Black also emphasized the need for the club to shore up its bullpen for 2021.
“We got to really solidify our bullpen,” he said on Sunday. “We really do. To be consistent over 162 games, that shows up as a weakness.”
As a team, Colorado finished dead last among the 15 NL teams in team ERA at 5.59 (the Dodgers had the top NL ERA at 3.02). In addition, the Rockies ranked at the bottom of the league in hits allowed (579), runs (353), earned runs (327), strikeouts (393), hit batsmen (40), and opponents’ batting average (.280).
The club had two starting pitchers with ERA’s of less than 4.00— Antonio Senzatela (3.44) ERA and German Marquez (3.75)—while another starter, Kyle Freeland, just missed the sub-4.00 mark (4.33).
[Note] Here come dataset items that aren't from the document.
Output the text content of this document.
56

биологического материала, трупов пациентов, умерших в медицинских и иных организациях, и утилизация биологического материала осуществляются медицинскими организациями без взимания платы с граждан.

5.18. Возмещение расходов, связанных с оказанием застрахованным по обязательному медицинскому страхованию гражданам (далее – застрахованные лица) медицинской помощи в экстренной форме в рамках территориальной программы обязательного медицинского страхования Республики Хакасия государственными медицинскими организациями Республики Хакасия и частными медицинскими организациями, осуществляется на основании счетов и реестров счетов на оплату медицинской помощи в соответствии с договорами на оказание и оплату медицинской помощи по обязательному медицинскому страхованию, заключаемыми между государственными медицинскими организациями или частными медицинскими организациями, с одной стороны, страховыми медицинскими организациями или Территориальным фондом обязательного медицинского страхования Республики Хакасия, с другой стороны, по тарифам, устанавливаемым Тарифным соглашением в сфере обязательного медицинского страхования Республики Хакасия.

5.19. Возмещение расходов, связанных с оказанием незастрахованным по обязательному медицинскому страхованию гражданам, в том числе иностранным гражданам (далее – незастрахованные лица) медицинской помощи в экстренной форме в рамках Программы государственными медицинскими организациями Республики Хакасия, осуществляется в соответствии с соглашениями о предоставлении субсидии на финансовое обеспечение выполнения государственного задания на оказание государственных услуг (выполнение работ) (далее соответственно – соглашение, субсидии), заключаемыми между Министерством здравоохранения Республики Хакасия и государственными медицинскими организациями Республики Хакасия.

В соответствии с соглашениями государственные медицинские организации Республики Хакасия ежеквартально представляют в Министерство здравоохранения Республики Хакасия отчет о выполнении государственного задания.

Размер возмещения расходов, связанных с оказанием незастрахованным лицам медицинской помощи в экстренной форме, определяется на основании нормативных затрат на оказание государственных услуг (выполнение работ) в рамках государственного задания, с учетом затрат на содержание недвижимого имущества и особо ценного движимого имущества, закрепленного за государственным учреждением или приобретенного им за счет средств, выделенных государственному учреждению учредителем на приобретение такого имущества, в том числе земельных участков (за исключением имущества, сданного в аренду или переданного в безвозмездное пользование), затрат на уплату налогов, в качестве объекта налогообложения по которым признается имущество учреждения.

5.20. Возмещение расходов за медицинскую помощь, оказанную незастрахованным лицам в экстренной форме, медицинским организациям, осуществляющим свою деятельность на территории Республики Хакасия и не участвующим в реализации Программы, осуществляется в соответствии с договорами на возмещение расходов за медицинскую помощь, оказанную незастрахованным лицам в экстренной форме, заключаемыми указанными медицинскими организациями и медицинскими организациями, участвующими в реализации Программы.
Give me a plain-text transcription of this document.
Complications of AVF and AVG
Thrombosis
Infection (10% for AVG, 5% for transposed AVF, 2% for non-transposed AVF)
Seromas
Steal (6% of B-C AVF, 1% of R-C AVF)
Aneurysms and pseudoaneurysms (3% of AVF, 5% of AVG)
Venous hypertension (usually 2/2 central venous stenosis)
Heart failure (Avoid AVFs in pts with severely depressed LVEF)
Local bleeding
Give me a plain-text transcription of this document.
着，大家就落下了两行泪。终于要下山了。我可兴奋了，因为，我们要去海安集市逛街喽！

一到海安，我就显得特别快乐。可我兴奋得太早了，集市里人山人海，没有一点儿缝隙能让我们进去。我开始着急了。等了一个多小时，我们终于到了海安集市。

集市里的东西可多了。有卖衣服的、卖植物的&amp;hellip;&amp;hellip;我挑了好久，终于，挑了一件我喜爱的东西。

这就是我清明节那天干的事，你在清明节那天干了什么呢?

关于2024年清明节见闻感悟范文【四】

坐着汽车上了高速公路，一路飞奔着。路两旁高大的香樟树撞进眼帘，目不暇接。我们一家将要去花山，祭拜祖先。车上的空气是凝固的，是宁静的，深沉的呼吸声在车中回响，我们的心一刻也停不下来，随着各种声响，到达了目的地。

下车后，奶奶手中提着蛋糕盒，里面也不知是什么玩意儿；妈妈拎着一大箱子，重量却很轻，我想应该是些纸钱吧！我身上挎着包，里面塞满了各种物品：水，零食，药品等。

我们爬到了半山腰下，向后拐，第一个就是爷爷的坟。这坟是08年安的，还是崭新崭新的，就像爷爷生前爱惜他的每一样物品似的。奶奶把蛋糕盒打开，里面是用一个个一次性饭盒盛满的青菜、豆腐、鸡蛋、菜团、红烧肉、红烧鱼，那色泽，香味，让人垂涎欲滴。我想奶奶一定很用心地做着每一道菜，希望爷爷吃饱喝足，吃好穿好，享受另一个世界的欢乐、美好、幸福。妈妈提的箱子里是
But the bullpen ballooned the team’s ERA. A few key final numbers—based on a minimum of 10 appearances—included Jairo Diaz (7.65), Carlos Estevez (7.50), Mychal Givens (6.75 in 10 outings with the Rox after being obtained from Baltimore in August), Jeff Hoffman (9.28) and Tyler Kinley (5.32).
It should be a most interesting off-season for the Rockies as the franchise maneuvers to break out of its two-year slump of missing post-season play.